Loan Types

Which type of loan is best for you?

At First Choice Home Loans QLD, your home loan specialists can take you through a number
of home loan options to find the one that suits your lifestyle and may be one of the following:

Variable Rate Home Loan

If you’re looking for flexibility and being able to pay extra payments without penalty and maybe have features like Redraw & Offset then a standard variable rate home loan may be better suited to you.

By being able to pay extra this can help you save on interest charged & build up equity (redraw) which can help if you have any changes in your future financial situation.

With a variable rate loan, your interest rate can increase or decrease throughout the term of the loan.

The interest rate a bank offers can be affected by a number of factors, including in part the official cash rate set by the Reserve Bank of Australia (RBA) as well as higher or lower funding costs for the lender.

Fixed Rate Home Loan

A fixed interest rate home loan is one where your interest rate is locked in for a set period, this can range between one and ten years.

During the time your interest rate is fixed, both your interest rate and your required repayments won’t change. This can be good if the interest rates increase (your repayment will not change) during this period but can be bad if they decrease (your repayment will not reduce).

The main advantage of a fixed rate home loan is certainty. You can lock in or ‘fix’ your interest rate for a certain period of time – typically between one and five years – and plan for the future, knowing that your repayments will stay the same during that time.

With most lenders when the fixed term ends, your loan will usually automatically roll over to the applicable standard variable rate.

You can choose to refix your home loan but it will be at whatever interest rates are applicable at that time.

Split Home Loan

A split home loan is when you divide your loan into multiple parts – meaning you could nominate a portion of the loan to have a fixed interest rate and the remainder could have a variable interest rate.

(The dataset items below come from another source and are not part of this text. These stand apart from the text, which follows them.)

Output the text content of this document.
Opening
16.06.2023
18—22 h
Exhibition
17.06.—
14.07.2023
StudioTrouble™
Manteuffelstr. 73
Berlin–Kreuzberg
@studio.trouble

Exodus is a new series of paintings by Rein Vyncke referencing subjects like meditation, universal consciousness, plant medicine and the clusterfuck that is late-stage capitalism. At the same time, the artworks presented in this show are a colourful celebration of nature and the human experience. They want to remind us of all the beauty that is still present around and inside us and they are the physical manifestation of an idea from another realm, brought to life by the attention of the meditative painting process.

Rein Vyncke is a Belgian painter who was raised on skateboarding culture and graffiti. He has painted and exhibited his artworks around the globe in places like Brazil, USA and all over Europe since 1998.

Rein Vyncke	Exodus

The fixed portion you would be protected from interest rate rise (however, you wouldn’t benefit from a drop in interest rates) giving you comfort in payments. This can give you comfort knowing your repayment for a set period & allow you to budget over that time.

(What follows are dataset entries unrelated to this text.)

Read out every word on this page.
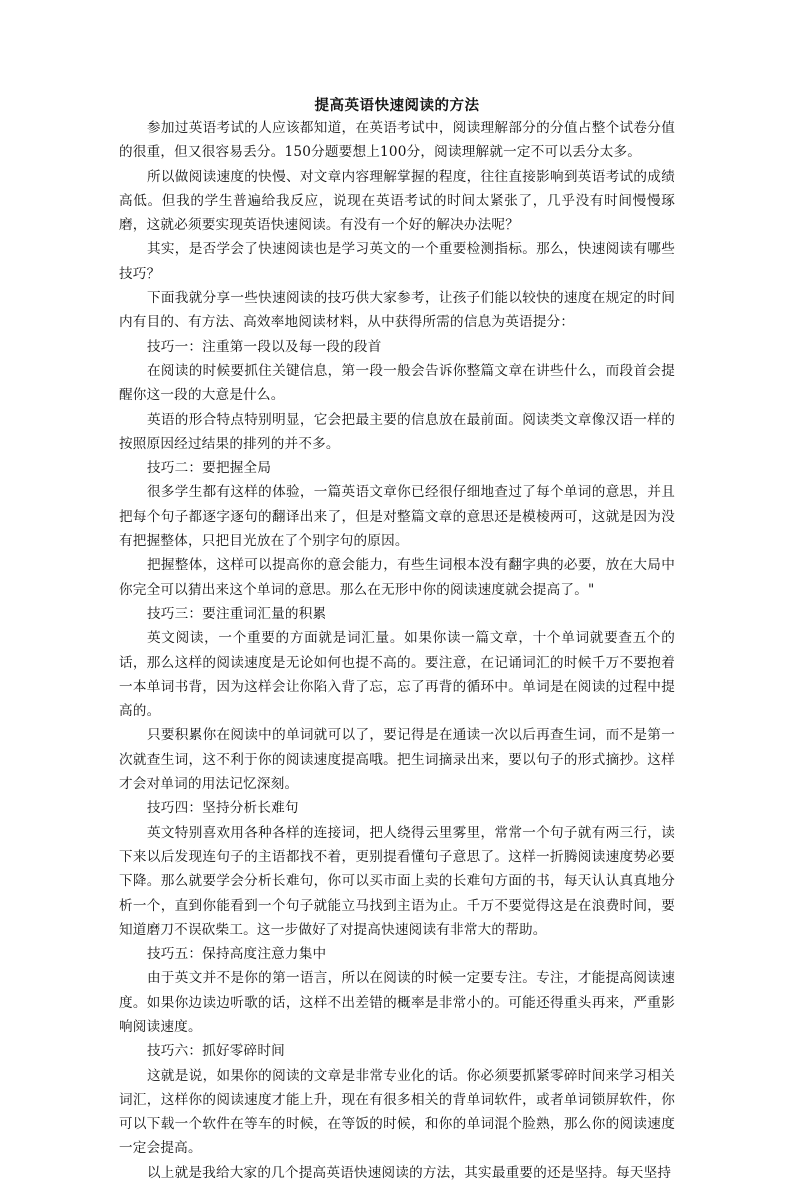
提高英语快速阅读的方法

参加过英语考试的人应该都知道，在英语考试中，阅读理解部分的分值占整个试卷分值的很重，但又很容易丢分。150分题要想上100分，阅读理解就一定不可以丢分太多。

所以做阅读速度的快慢、对文章内容理解掌握的程度，往往直接影响到英语考试的成绩高低。但我的学生普遍给我反应，说现在英语考试的时间太紧张了，几乎没有时间慢慢琢磨，这就必须要实现英语快速阅读。有没有一个好的解决办法呢？

其实，是否学会了快速阅读也是学习英文的一个重要检测指标。那么，快速阅读有哪些技巧？

下面我就分享一些快速阅读的技巧供大家参考，让孩子们能以较快的速度在规定的时间内有目的、有方法、高效率地阅读材料，从中获得所需的信息为英语提分：

技巧一：注重第一段以及每一段的段首

在阅读的时候要抓住关键信息，第一段一般会告诉你整篇文章在讲些什么，而段首会提醒你这一段的大意是什么。

英语的形合特点特别明显，它会把最主要的信息放在最前面。阅读类文章像汉语一样的按照原因经过结果的排列的并不多。

技巧二：要把握全局

很多学生都有这样的体验，一篇英语文章你已经很仔细地查过了每个单词的意思，并且把每个句子都逐字逐句的翻译出来了，但是对整篇文章的意思还是模棱两可，这就是因为没有把握整体，只把目光放在了个别字句的原因。

把握整体，这样可以提高你的意会能力，有些生词根本没有翻字典的必要，放在大局中你完全可以猜出来这个单词的意思。那么在无形中你的阅读速度就会提高了。"

技巧三：要注重词汇量的积累

英文阅读，一个重要的方面就是词汇量。如果你读一篇文章，十个单词就要查五个的话，那么这样的阅读速度是无论如何也提不高的。要注意，在记诵词汇的时候千万不要抱着一本单词书背，因为这样会让你陷入背了忘，忘了再背的循环中。单词是在阅读的过程中提高的。

只要积累你在阅读中的单词就可以了，要记得是在通读一次以后再查生词，而不是第一次就查生词，这不利于你的阅读速度提高哦。把生词摘录出来，要以句子的形式摘抄。这样才会对单词的用法记忆深刻。

技巧四：坚持分析长难句

英文特别喜欢用各种各样的连接词，把人绕得云里雾里，常常一个句子就有两三行，读下来以后发现连句子的主语都找不着，更别提看懂句子意思了。这样一折腾阅读速度势必要下降。那么就要学会分析长难句，你可以买市面上卖的长难句方面的书，每天认认真真地分析一个，直到你能看到一个句子就能立马找到主语为止。千万不要觉得这是在浪费时间，要知道磨刀不误砍柴工。这一步做好了对提高快速阅读有非常大的帮助。

技巧五：保持高度注意力集中

由于英文并不是你的第一语言，所以在阅读的时候一定要专注。专注，才能提高阅读速度。如果你边读边听歌的话，这样不出差错的概率是非常小的。可能还得重头再来，严重影响阅读速度。

技巧六：抓好零碎时间

这就是说，如果你的阅读的文章是非常专业化的话。你必须要抓紧零碎时间来学习相关词汇，这样你的阅读速度才能上升，现在有很多相关的背单词软件，或者单词锁屏软件，你可以下载一个软件在等车的时候，在等饭的时候，和你的单词混个脸熟，那么你的阅读速度一定会提高。

以上就是我给大家的几个提高英语快速阅读的方法，其实最重要的还是坚持。每天坚持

The variable portion would allow you to pay extra without penalty & may allow you to have Offset and Redraw.

You may also benefit from an interest rate drop, however that also means your repayments would increase if the interest rate goes up.

Example: You’d like to split your $400,000 home loan, and after considering the types of home loans available and how they may match your needs, you decide on a 80:20 split.

Your home loan would then be divided into two loans – a fixed interest rate would be charged on $320,000 and the remaining $80,000 would have a variable interest rate.

Equity Home Loan

Equity is the difference between the value of your property and the amount you still owe on your home loan. You can often access and use this equity to improve your lifestyle.

If you’ve paid down some or your entire loan, and/or your home has increased in value, you may be able to use your equity for:

  • Home renovations (shed, pool, new kitchen)
  • Home maintenance
  • Investment (purchase shares or investment property)
  • Buy a car or travel

 
To find out how much equity you have in your home, you may need to get your home valued. This can be done by your team at First Choice Home Loans.

Make an appointment with one of our home loan specialists to discuss your equity options.

Whether you can borrow additional funds to access the equity in your home will depend on a number of factors, such as your income, living expenses and how much you owe.

Lenders Mortgage Insurance may apply depending on the amount you want to borrow and the property valuation.

The circumstances of your loan will also determine whether this may apply.